— Нет, благодарю, — отвечаю я.
Но она все торчит в дверях, хоть я уже давно переодета в ночное платье.
— Может, тогда принести вам молока? Или чаю?
— Я никуда не исчезну. И не сбегу. Представление о долге у меня имеется.
Колетт заливается краской, и мы в упор смотрим друг на друга. Наконец она разворачивается и направляется к двери.
— Погодите! — окликаю я, и она быстро возвращается. — В каком городе мы будем завтра? — спрашиваю я.
— В Штутгарте. — Колетт вздыхает. — Там в замке будет еще один прием, — добавляет она. — Наверняка явится вся вюртембергская знать. Опять невкусная еда и куча стариков.
Так вот почему у нее сегодня такой жалкий вид. Не из-за долгой и ухабистой дороги, и не оттого, что она скучает по дому, а потому что у французов лучше и еда, и мужчины.
— Спасибо, Колетт. До завтра.
Она мнется.
— Ваше величество?
— Да?
Она теребит конец своей кашемировой шали.
— Вы хотели стать женой императора Бонапарта?
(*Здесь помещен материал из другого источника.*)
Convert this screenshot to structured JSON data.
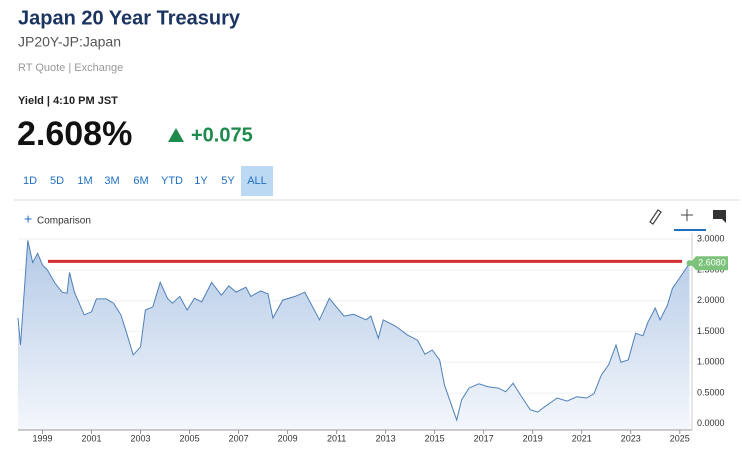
{
  "header": {
    "title": "Japan 20 Year Treasury",
    "symbol": "JP20Y-JP:Japan",
    "source": "RT Quote | Exchange"
  },
  "quote": {
    "label": "Yield | 4:10 PM JST",
    "price": "2.608%",
    "change": "+0.075"
  },
  "ranges": [
    "1D",
    "5D",
    "1M",
    "3M",
    "6M",
    "YTD",
    "1Y",
    "5Y",
    "ALL"
  ],
  "comparison": "Comparison",
  "chart_data": {
    "type": "area",
    "color": "#4f80b8",
    "x": [
      1998.0,
      1998.1,
      1998.4,
      1998.6,
      1998.8,
      1999.0,
      1999.2,
      1999.5,
      1999.8,
      2000.0,
      2000.1,
      2000.3,
      2000.7,
      2001.0,
      2001.2,
      2001.6,
      2001.9,
      2002.2,
      2002.4,
      2002.7,
      2003.0,
      2003.2,
      2003.5,
      2003.8,
      2004.1,
      2004.3,
      2004.6,
      2004.9,
      2005.2,
      2005.5,
      2005.9,
      2006.3,
      2006.6,
      2006.9,
      2007.3,
      2007.5,
      2007.9,
      2008.2,
      2008.4,
      2008.8,
      2009.3,
      2009.7,
      2010.3,
      2010.7,
      2011.3,
      2011.7,
      2012.2,
      2012.4,
      2012.7,
      2012.9,
      2013.4,
      2013.9,
      2014.3,
      2014.6,
      2014.9,
      2015.2,
      2015.4,
      2015.9,
      2016.1,
      2016.4,
      2016.8,
      2017.2,
      2017.6,
      2017.9,
      2018.2,
      2018.5,
      2018.9,
      2019.2,
      2019.6,
      2020.0,
      2020.4,
      2020.8,
      2021.2,
      2021.5,
      2021.8,
      2022.1,
      2022.4,
      2022.6,
      2022.9,
      2023.2,
      2023.5,
      2023.7,
      2024.0,
      2024.2,
      2024.5,
      2024.7,
      2025.0,
      2025.3,
      2025.4
    ],
    "values": [
      1.72,
      1.28,
      2.98,
      2.62,
      2.77,
      2.58,
      2.5,
      2.29,
      2.14,
      2.12,
      2.46,
      2.14,
      1.77,
      1.82,
      2.03,
      2.03,
      1.96,
      1.77,
      1.52,
      1.12,
      1.25,
      1.85,
      1.9,
      2.3,
      2.04,
      1.96,
      2.07,
      1.85,
      2.04,
      1.98,
      2.3,
      2.09,
      2.24,
      2.14,
      2.22,
      2.07,
      2.16,
      2.11,
      1.72,
      2.01,
      2.07,
      2.14,
      1.69,
      2.04,
      1.75,
      1.78,
      1.69,
      1.75,
      1.39,
      1.69,
      1.59,
      1.44,
      1.36,
      1.13,
      1.2,
      1.04,
      0.63,
      0.06,
      0.39,
      0.58,
      0.65,
      0.6,
      0.58,
      0.52,
      0.66,
      0.47,
      0.23,
      0.19,
      0.31,
      0.42,
      0.37,
      0.44,
      0.42,
      0.49,
      0.79,
      0.96,
      1.28,
      1.0,
      1.04,
      1.47,
      1.43,
      1.65,
      1.88,
      1.69,
      1.93,
      2.2,
      2.37,
      2.55,
      2.61
    ],
    "xlim": [
      1998.0,
      2025.5
    ],
    "ylim": [
      -0.1,
      3.1
    ],
    "xticks": [
      1999,
      2001,
      2003,
      2005,
      2007,
      2009,
      2011,
      2013,
      2015,
      2017,
      2019,
      2021,
      2023,
      2025
    ],
    "yticks": [
      {
        "value": 0,
        "label": "0.0000"
      },
      {
        "value": 0.5,
        "label": "0.5000"
      },
      {
        "value": 1,
        "label": "1.0000"
      },
      {
        "value": 1.5,
        "label": "1.5000"
      },
      {
        "value": 2,
        "label": "2.0000"
      },
      {
        "value": 2.5,
        "label": "2.5000"
      },
      {
        "value": 3,
        "label": "3.0000"
      }
    ],
    "reference_line": {
      "value": 2.64,
      "color": "#d32f2f"
    },
    "price_marker": {
      "value": 2.608,
      "label": "2.6080",
      "color": "#7cc27a"
    }
  }
}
Пришла моя очередь заливаться краской. Я думаю о своих родных в Вене, об Адаме и Зиги, которых мне уже никогда не увидеть.
— Нет.
Она кивает так, будто понимает. Но ей никогда не приходилось принимать столь трудного решения, этой девочке. Подозреваю, она даже ни разу не задавалась вопросом, на какие деньги шьются ее наряды или почему мужчины отправляются на войну в чужие страны.
— Мне жаль, — шепчет она.
Я быстро моргаю.
— Мне тоже.
— Как же вы сможете быть счастливы? — спрашивает она.
— Меня утешит живопись, — говорю я. — А там и дети пойдут.
Она смотрит на меня так, словно это неслыханная жертва. Но до меня ее приносили сотни королев, придется считать это веским аргументом.
— Если я могу для вас что-то сделать…
— Зиги, — сразу говорю я. — Моя собака.
— Я бы с радостью, правда! — восклицает она. — Но королева… Она терпеть не может животных.
Жалкая, бессердечная особа. Я поднимаю голову, чтобы снова не дать волю слезам, и стараюсь думать о чем-нибудь другом, иначе непременно расплачусь.
— Расскажите мне про Меттерниха, — говорю я. И вижу, что Колетт уже жалеет, что вообще оказалась в моей комнате.
— Про князя?
Я медленно киваю.
— Они любовники, ведь так?
Колетт моментально поворачивается к выходу.
— Вы этого от меня не слышали, — шепчет она. Потом нерешительно кивает. — Но это так. Это правда.
— И это он устроил мой брак с Бонапартом?
— Ваше величество, я не имею права говорить…
— А вы просто выскажите предположение.
Она молчит, а мне достаточно и этого.
Наутро мы уже в пять часов на ногах, а к шести одеты и готовы ехать. На мне новый французский наряд, белое шелковое платье, расшитое серебристыми колокольчиками, но все мои помыслы — с Австрией. Ночью мне приснился Адам. Я вспоминаю, какое у него было лицо, когда мы отъезжали от Браунау, и у меня ноет сердце. Вот бы остановить это мгновение, подобно натюрморту Луизы Муайон, где все застыло и ничего не изменится.